Key Capabilities & Performance
InfiR-1B-Base demonstrates strong performance in reasoning, mathematics, and code generation, outperforming its base model, Llama-3.2-1B, across several benchmarks:
- Mathematical Reasoning: Achieves 63.46 on GSM8K and 31.82 on MATH, significantly higher than Llama-3.2-1B's 8.11 and 3.42, respectively.
- Code Generation: Scores 37.80 on HumanEval and 53.40 on MBPP, surpassing Llama-3.2-1B's 17.68 and 49.0.

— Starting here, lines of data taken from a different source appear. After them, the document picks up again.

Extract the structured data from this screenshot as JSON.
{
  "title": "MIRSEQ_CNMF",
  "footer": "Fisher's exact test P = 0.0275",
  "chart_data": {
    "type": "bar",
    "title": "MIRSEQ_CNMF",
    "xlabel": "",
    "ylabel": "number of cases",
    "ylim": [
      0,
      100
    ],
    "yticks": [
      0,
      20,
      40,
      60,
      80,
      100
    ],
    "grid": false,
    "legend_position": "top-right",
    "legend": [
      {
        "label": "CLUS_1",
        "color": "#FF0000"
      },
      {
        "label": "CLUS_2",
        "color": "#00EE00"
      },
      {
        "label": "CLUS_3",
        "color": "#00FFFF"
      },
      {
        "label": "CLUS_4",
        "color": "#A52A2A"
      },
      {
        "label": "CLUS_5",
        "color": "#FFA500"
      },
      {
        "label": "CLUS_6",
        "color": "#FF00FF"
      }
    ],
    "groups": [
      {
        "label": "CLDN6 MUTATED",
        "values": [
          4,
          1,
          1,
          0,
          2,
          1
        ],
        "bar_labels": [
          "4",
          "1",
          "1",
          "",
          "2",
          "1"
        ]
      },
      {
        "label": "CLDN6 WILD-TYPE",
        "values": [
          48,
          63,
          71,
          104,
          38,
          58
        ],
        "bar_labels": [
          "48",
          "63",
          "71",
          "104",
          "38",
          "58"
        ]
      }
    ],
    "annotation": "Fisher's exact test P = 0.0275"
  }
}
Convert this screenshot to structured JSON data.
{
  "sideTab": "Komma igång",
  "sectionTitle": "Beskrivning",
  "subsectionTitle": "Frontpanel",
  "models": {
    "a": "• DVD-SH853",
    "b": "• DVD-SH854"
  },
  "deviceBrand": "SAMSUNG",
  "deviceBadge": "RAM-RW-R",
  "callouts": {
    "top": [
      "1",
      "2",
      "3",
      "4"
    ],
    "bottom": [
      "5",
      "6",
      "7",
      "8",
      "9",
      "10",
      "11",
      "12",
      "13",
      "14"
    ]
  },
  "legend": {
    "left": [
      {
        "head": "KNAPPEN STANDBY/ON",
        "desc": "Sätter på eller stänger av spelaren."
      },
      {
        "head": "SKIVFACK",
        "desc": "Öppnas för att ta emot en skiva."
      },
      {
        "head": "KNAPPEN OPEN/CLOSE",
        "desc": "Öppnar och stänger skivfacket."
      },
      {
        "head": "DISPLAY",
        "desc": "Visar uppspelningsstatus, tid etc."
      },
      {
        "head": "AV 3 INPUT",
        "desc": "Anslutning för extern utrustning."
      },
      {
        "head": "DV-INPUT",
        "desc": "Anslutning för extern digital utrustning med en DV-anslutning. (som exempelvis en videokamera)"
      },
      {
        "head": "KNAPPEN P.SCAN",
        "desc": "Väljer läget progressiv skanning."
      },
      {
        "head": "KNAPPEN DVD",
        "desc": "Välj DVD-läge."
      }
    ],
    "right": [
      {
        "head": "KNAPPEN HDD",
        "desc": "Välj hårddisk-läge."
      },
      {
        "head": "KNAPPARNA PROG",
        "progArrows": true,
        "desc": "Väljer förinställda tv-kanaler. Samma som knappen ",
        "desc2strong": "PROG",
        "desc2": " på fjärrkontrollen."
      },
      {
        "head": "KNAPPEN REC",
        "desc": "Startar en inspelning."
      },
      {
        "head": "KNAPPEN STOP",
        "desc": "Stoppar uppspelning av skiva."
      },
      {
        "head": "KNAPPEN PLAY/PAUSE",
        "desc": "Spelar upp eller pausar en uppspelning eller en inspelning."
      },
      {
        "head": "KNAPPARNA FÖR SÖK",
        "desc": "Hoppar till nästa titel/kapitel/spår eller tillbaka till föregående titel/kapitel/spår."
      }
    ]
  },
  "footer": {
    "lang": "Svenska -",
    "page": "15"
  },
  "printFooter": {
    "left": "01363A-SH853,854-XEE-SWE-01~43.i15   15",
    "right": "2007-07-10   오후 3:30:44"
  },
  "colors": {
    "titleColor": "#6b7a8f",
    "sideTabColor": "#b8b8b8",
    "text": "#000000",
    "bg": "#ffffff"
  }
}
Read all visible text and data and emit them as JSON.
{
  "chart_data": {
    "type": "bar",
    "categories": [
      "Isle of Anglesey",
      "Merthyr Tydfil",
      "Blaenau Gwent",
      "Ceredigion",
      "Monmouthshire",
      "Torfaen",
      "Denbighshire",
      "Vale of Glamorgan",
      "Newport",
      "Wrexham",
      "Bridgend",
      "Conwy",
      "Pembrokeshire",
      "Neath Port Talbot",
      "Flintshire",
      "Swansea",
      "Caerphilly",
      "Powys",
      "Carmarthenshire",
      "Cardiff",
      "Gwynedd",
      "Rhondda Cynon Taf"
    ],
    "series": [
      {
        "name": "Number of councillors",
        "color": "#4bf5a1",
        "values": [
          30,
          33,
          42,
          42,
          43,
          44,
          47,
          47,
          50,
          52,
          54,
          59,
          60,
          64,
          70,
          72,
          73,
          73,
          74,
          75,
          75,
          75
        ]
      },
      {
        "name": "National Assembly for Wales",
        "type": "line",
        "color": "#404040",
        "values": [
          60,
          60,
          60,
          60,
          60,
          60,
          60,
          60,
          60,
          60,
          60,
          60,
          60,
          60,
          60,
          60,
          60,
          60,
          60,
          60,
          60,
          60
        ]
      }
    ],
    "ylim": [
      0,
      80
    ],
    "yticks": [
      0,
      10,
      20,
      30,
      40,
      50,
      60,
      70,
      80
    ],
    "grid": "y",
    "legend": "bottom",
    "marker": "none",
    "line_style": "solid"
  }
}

- General Reasoning: Attains 47.24 on MMLU.
Training Details
The model was pre-trained on 900 billion tokens, comprising 52% code and 48% high-quality web data (math, science, encyclopedic). An additional 40 billion tokens were used for annealing with extra math, code, and synthetic samples. Supervised fine-tuning (SFT) involved approximately 4 million samples from datasets like Infinity-Instruct, Orca-AgentInstruct-1M, NuminaMath, and ScaleQuest.
Limitations
As a base model, InfiR-1B-Base primarily performs text completion and may not follow complex instructions as effectively as its instruction-tuned counterpart (InfiR-1B-Instruct). It still exhibits performance gaps compared to larger 70B+ models on very hard reasoning tasks (e.g., OlympiadBench). The model inherits the Llama-3.2 tokenizer and pre-training distribution, which may reflect web biases, and its knowledge cutoff is mid-2023. Evaluation has focused on English benchmarks, with multilingual robustness not yet verified.